Contributed by Jewish Boston and Christie Santos
We have now told the story of Passover…but wait! We’re not quite done. There are still some symbols on our seder plate we haven’t talked about yet. Rabban Gamliel would say that whoever didn’t explain the shank bone, matzah, and marror (or bitter herbs) hasn’t done Passover justice.
Avocado Pit (Shank Bone) represents the Pesach, the special lamb sacrifice made in the days of the Temple for the Passover holiday. It is called the pesach, from the Hebrew word meaning “to pass over,” because God passed over the houses of our ancestors in Egypt when visiting plagues upon our oppressors. We picked an avocado pit, the seed of the fruit that the Mexican people have thrived off of for many generations and graciously shared with others to honor indigenous contributions to our passover meal, their sacrifice in the face of colonialism, and to respect that our seder is vegetarian.
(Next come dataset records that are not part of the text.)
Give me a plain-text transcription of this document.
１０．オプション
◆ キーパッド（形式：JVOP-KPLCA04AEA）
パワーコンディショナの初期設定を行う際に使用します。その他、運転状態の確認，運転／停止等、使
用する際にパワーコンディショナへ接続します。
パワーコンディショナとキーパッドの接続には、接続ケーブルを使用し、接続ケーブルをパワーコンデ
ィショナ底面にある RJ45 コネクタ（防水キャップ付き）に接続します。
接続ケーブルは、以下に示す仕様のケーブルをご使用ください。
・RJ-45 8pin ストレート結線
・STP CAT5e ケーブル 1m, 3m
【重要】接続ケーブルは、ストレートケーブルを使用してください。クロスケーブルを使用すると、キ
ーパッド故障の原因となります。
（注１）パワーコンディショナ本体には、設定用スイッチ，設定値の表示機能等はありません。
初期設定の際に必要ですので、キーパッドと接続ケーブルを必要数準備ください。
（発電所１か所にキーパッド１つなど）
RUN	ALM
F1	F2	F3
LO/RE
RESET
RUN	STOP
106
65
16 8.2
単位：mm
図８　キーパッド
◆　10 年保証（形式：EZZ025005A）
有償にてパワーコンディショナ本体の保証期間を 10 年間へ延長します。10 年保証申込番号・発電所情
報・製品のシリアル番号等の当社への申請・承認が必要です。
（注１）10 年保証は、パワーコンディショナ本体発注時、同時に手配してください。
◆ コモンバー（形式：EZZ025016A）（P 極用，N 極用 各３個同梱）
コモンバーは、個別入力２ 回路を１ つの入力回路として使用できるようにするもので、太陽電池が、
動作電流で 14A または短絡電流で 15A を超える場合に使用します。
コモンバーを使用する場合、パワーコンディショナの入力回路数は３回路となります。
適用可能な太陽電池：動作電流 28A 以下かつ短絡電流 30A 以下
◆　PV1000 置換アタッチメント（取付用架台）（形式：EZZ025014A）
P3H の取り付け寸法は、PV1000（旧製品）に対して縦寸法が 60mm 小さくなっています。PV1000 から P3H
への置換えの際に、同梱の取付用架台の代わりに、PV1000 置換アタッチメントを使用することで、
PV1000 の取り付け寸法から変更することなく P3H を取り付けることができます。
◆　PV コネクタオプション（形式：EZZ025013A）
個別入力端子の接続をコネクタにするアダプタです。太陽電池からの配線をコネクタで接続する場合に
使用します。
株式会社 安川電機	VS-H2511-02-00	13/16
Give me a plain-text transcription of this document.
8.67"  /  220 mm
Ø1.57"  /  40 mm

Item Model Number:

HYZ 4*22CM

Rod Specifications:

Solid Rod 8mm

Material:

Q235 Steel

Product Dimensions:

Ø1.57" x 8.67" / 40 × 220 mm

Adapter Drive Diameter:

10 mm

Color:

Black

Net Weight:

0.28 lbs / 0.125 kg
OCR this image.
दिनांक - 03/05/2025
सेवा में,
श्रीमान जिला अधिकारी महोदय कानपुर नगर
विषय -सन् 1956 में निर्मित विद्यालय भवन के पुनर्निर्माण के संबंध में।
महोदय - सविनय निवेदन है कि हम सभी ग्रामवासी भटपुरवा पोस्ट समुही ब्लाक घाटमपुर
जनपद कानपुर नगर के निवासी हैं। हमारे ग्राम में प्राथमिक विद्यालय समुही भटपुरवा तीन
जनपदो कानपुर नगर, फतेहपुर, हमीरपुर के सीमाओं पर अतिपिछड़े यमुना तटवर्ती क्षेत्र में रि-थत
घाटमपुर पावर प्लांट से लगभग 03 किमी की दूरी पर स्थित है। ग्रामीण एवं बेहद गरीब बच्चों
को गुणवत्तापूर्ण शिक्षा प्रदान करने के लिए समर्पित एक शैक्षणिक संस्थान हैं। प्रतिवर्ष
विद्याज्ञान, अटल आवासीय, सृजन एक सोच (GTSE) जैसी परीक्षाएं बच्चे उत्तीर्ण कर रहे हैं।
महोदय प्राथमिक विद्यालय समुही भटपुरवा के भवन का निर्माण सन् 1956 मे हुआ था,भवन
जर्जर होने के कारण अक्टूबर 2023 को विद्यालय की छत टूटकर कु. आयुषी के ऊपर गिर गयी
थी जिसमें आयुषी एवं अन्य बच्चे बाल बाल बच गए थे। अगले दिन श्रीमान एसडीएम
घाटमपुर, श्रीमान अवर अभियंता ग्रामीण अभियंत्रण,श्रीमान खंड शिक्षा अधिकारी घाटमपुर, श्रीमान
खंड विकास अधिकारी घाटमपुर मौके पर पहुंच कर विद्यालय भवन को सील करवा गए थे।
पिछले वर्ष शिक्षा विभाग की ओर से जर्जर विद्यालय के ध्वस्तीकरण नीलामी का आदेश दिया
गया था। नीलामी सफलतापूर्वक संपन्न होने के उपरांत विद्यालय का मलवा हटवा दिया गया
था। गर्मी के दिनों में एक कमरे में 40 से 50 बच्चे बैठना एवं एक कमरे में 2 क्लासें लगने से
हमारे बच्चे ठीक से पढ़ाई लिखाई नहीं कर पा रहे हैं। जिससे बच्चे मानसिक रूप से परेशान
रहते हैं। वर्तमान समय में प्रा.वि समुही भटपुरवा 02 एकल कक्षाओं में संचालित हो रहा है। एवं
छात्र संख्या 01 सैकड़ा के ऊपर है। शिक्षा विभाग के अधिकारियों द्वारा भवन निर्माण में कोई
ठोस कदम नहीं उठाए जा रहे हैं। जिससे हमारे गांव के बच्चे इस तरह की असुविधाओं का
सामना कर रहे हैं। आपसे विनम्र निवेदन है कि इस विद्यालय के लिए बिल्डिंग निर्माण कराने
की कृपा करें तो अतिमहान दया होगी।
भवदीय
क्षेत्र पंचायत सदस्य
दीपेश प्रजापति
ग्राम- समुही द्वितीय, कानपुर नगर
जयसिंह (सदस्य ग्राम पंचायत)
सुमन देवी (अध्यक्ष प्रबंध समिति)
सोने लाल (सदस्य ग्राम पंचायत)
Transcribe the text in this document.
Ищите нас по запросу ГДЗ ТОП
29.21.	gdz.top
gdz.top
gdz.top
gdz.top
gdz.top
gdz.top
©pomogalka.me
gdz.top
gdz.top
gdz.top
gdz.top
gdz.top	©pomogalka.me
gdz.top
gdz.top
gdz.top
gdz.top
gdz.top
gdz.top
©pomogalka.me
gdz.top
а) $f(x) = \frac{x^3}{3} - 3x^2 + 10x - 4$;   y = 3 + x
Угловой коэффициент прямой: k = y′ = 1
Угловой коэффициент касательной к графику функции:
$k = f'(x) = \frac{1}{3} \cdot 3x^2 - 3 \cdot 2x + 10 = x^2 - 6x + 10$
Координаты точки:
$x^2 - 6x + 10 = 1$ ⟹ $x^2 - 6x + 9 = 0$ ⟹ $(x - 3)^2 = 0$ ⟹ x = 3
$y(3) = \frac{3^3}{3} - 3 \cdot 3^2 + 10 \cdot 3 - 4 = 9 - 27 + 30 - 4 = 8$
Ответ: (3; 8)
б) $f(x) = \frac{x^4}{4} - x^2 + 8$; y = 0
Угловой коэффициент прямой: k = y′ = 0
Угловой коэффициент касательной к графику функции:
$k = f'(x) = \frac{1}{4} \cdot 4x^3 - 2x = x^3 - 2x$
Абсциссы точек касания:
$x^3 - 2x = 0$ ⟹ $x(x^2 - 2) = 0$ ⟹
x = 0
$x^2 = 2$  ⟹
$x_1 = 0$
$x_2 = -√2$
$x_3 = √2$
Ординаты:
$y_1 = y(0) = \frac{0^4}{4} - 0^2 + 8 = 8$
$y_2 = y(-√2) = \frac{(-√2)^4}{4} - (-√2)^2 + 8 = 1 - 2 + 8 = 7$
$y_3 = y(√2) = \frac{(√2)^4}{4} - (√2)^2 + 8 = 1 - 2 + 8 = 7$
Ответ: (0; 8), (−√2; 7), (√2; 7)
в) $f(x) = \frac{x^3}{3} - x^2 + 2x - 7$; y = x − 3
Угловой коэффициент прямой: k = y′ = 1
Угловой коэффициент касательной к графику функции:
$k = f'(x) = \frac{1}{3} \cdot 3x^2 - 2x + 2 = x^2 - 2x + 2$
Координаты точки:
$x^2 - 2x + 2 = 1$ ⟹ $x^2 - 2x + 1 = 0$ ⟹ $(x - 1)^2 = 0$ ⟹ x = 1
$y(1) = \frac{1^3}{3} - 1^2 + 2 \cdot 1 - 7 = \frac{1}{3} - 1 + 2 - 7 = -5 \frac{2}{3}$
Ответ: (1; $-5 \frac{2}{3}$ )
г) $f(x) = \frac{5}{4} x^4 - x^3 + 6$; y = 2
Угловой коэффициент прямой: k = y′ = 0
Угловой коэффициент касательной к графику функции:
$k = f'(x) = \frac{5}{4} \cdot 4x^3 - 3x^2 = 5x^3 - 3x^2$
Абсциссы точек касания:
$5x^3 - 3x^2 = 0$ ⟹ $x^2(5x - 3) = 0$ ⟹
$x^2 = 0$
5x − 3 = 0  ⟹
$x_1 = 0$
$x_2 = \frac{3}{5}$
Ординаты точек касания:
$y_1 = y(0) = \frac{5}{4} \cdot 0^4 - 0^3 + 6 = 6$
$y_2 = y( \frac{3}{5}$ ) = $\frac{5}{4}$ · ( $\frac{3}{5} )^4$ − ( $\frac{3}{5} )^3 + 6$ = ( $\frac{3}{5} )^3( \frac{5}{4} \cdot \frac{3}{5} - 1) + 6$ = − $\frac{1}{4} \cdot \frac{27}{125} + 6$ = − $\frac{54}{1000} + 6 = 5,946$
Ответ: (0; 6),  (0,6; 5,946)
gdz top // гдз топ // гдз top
The matzah reminds us that when our ancestors were finally free to leave Egypt, there was no time to pack or prepare. Our ancestors grabbed whatever dough was made and set out on their journey, letting their dough bake into matzah as they fled.
The bitter herbs provide a visceral reminder of the bitterness of slavery, the life of hard labor our ancestors experienced in Egypt.